2.3: Measures of the Location of the Data
\(i=\left(\dfrac{k}{100}\right)(n+1)\)
where \(i=\) the ranking or position of a data value,
\(k=\text { the kth percentile, }\)
\(n=\) total number of data.
Expression for finding the percentile of a data value: \(\left(\dfrac{x+0.5 y}{n}\right)(100)\)
where \(x=\) the number of values counting from the bottom of the data list up to but not including the data value for which you want to find the percentile,
\(y=\) the number of data values equal to the data value for which you want to find the percentile,
\(n=\text { total number of data }\)
2.4: Measures of the Center of the Data
\(\mu=\dfrac{\sum f m}{\sum f}\) Where \(f=\) interval frequencies and \(m=\) interval midpoints.
The arithmetic mean for a sample (denoted by \(\bar{x}\) ) is \(\bar{x}=\dfrac{\text { Sum of all values in the sample }}{\text { Number of values in the sample }}\)
The arithmetic mean for a population (denoted by \(\mu\) ) is \(\mu=\dfrac{\text { Sum of all values in the population }}{\text { Number of values in the population }}\)
2.6: Geometric Mean
The Geometric Mean: \(\tilde{x}=\left(\prod_{i=1}^n x_i\right)^{\dfrac{1}{n}}=\sqrt[n]{x_1 \cdot x_2 \cdots x_n}=\left(x_1 \cdot x_2 \cdots x_n\right)^{\dfrac{1}{n}}\)
2.7: Skewness and the Mean, Median, and Mode
Formula for skewness: \(a_3=\sum \dfrac{\left(x_i-\bar{x}\right)^3}{n s^3}\)
Formula for Coefficient of Variation: \(C V=\dfrac{s}{\bar{x}} \cdot 100\) conditioned upon \(\bar{x} \neq 0\)

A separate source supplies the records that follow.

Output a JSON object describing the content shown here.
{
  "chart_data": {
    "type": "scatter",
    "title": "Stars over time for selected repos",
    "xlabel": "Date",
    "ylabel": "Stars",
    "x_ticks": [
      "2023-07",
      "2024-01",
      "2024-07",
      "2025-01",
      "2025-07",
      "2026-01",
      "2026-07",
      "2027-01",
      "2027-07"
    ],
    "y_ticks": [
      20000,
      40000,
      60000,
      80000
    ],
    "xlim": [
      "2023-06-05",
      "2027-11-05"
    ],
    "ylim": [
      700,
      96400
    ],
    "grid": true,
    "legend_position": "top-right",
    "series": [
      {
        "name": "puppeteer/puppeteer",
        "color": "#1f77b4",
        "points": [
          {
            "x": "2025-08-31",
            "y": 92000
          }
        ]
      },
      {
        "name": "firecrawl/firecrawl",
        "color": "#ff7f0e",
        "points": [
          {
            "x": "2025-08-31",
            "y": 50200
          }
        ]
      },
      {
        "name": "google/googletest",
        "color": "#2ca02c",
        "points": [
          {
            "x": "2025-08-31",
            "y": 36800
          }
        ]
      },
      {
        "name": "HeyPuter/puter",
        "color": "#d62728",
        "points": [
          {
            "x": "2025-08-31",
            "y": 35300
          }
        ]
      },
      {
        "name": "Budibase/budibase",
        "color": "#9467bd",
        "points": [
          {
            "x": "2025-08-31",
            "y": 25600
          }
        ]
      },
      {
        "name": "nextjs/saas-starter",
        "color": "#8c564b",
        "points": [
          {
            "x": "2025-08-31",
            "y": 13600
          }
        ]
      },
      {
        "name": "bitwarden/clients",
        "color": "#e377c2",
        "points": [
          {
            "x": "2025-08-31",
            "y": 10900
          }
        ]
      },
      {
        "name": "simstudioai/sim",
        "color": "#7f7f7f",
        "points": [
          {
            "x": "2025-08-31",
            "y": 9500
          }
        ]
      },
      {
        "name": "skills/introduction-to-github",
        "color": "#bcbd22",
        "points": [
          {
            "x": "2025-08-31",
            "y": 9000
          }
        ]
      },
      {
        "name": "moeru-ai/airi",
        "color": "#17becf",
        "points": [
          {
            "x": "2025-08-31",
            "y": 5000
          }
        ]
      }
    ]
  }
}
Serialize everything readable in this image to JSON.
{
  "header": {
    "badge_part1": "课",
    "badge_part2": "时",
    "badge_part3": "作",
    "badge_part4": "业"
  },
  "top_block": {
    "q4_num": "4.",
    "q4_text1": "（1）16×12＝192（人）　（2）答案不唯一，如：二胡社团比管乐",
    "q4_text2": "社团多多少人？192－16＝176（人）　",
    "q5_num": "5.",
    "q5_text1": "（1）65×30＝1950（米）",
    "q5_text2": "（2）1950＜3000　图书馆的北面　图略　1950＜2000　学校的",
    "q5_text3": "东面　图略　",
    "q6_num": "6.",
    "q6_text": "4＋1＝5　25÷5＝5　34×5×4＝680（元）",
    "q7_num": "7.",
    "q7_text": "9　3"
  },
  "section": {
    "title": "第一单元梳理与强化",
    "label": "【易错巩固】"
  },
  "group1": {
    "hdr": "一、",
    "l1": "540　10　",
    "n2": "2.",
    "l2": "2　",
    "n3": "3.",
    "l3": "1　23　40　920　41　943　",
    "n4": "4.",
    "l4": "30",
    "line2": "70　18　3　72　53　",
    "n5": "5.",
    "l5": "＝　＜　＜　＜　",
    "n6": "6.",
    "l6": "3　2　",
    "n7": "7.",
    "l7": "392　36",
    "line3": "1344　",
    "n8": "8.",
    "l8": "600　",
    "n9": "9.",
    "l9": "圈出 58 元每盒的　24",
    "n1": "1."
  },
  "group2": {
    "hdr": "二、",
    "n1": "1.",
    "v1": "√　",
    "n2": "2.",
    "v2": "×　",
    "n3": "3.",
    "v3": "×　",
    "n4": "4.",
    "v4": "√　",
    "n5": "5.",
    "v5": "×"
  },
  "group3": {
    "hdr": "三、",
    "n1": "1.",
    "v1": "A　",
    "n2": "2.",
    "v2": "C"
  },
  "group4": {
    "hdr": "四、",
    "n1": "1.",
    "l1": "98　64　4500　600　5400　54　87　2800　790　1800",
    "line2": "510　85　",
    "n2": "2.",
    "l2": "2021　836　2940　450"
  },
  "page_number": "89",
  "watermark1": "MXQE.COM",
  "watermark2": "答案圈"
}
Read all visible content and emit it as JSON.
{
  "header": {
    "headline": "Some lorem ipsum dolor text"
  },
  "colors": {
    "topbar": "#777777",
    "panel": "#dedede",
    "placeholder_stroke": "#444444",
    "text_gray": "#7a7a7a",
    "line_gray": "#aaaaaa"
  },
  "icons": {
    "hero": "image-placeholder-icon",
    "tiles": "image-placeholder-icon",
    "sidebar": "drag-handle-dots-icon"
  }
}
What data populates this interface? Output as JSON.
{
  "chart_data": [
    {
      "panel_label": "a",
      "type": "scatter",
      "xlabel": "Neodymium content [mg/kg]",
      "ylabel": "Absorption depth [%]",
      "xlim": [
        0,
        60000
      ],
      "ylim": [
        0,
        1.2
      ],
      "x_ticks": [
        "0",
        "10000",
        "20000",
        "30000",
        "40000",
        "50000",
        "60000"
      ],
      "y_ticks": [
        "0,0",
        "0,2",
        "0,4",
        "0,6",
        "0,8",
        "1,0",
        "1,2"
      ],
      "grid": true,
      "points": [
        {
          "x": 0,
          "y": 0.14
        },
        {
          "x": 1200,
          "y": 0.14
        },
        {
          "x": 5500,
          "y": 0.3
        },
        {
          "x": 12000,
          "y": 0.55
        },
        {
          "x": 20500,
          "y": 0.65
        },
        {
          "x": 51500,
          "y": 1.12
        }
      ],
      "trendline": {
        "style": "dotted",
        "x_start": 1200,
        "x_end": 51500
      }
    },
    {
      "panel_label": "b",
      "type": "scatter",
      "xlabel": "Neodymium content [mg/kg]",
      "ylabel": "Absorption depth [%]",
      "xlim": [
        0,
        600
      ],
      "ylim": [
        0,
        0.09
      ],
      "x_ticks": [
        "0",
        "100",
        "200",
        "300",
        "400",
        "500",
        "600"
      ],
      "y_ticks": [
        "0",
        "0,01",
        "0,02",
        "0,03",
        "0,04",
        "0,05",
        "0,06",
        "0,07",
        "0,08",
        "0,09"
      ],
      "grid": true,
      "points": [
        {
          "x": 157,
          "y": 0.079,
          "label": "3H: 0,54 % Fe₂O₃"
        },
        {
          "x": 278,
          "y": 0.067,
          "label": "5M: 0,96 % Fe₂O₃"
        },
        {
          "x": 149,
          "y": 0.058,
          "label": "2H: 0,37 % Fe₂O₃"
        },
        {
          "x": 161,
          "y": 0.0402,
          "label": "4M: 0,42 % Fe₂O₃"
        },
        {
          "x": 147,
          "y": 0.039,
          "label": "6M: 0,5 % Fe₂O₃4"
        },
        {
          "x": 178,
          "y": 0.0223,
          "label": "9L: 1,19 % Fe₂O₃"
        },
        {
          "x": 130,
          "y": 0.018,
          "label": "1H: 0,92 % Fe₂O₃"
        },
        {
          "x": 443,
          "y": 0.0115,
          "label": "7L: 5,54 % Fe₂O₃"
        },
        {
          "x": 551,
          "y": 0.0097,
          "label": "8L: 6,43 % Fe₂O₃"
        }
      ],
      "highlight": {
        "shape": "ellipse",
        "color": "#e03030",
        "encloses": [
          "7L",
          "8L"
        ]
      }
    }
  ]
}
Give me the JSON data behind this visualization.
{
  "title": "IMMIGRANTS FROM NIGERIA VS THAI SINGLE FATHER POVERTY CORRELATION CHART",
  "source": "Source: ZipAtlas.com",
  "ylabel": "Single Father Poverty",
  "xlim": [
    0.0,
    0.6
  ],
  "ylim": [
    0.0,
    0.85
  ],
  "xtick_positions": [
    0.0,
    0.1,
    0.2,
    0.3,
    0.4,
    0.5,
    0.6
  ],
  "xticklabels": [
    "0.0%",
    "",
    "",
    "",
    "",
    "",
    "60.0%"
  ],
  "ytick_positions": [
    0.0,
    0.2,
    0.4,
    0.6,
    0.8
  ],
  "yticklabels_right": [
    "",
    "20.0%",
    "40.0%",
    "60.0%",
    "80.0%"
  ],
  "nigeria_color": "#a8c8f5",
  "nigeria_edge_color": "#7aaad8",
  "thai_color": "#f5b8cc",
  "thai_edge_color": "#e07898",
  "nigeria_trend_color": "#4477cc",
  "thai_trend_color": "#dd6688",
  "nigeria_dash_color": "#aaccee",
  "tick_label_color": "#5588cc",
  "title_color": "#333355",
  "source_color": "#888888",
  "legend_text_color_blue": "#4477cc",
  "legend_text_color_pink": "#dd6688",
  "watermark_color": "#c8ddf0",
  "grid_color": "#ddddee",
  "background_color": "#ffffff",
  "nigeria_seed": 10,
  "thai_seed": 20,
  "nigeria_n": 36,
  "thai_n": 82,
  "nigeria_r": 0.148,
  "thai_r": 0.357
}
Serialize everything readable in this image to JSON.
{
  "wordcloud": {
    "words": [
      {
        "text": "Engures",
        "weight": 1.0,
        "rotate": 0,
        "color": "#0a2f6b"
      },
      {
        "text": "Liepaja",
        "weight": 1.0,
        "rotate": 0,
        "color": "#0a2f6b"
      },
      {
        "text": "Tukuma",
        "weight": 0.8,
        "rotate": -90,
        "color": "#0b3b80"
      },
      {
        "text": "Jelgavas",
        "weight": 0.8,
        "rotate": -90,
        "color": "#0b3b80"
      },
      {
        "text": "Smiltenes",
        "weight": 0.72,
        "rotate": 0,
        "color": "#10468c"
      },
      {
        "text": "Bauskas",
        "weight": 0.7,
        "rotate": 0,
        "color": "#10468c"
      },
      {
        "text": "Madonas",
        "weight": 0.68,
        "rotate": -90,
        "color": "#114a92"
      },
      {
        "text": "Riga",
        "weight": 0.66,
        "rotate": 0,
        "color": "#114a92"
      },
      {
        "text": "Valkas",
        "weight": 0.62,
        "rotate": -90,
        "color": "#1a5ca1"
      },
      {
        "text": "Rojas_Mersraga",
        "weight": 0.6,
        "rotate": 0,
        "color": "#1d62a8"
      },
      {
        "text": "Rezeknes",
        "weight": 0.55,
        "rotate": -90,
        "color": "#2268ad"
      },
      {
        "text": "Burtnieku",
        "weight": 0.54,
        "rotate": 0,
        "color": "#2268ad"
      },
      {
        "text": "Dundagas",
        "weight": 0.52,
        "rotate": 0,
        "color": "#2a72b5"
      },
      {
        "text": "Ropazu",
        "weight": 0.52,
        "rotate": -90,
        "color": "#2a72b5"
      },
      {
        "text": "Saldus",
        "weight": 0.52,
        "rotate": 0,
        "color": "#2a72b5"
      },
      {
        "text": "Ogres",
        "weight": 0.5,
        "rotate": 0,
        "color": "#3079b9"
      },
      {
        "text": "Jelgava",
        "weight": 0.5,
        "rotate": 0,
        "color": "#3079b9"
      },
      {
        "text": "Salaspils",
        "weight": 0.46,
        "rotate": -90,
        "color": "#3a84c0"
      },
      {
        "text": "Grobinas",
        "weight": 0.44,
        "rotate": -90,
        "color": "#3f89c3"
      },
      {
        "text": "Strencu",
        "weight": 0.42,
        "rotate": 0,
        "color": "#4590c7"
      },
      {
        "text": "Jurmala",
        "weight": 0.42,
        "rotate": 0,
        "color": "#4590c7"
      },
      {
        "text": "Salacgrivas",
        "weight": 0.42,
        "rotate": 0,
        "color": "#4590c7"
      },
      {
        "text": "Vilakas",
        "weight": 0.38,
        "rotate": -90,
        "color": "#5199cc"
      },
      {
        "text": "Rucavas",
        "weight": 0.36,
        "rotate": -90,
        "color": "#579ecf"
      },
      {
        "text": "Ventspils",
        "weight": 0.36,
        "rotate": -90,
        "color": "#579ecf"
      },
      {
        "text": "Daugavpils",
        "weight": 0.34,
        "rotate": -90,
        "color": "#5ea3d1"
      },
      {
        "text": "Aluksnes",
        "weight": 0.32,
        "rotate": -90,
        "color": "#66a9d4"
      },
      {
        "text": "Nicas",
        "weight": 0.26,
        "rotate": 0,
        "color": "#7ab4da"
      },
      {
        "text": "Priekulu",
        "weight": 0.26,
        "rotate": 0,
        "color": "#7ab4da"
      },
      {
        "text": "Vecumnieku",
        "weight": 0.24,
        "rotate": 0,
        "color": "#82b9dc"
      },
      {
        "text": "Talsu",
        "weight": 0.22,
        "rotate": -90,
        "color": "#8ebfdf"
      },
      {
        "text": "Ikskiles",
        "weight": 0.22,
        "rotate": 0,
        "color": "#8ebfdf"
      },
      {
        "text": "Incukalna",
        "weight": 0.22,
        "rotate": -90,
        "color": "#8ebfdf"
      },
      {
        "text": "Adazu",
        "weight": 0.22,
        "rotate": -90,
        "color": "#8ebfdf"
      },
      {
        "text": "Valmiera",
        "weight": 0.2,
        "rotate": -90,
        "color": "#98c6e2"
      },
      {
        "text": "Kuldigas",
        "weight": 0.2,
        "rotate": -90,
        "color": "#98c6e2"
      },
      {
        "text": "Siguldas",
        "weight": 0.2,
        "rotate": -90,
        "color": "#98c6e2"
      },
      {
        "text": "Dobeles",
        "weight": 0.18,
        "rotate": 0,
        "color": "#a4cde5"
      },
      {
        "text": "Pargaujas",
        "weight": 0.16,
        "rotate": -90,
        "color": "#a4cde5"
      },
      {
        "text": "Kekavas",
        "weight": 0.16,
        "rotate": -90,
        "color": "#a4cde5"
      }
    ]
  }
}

2.8: Measures of the Spread of the Data
\(s_x=\sqrt{\dfrac{\sum f m^2}{n}-\bar{x}^2}\) where \(\begin{array}{l}s_x=\text { sample standard deviation } \\ \bar{x}=\text { sample mean }\end{array}\)
Formulas for Sample Standard Deviation \(s=\sqrt{\dfrac{\Sigma(x-\bar{x})^2}{n-1}}\) or \(s=\sqrt{\dfrac{\Sigma f(x-\bar{x})^2}{n-1}}\) or \(s=\sqrt{\dfrac{\left(\sum_{i=1}^n x^2\right)-n \bar{x}^2}{n-1}}\) For the sample standard deviation, the denominator is \(\boldsymbol{n}-\mathbf{1}\), that is the sample size -1 .
Formulas for Population Standard Deviation \(\sigma=\sqrt{\dfrac{\Sigma(x-\mu)^2}{N}}\) or \(\sigma=\sqrt{\dfrac{\Sigma f(x-\mu)^2}{N}}\) or \(\sigma=\sqrt{\dfrac{\sum_{i=1}^N x_i^2}{N}}-\mu^2\) For the population standard deviation, the denominator is \(N\), the number of items in the population.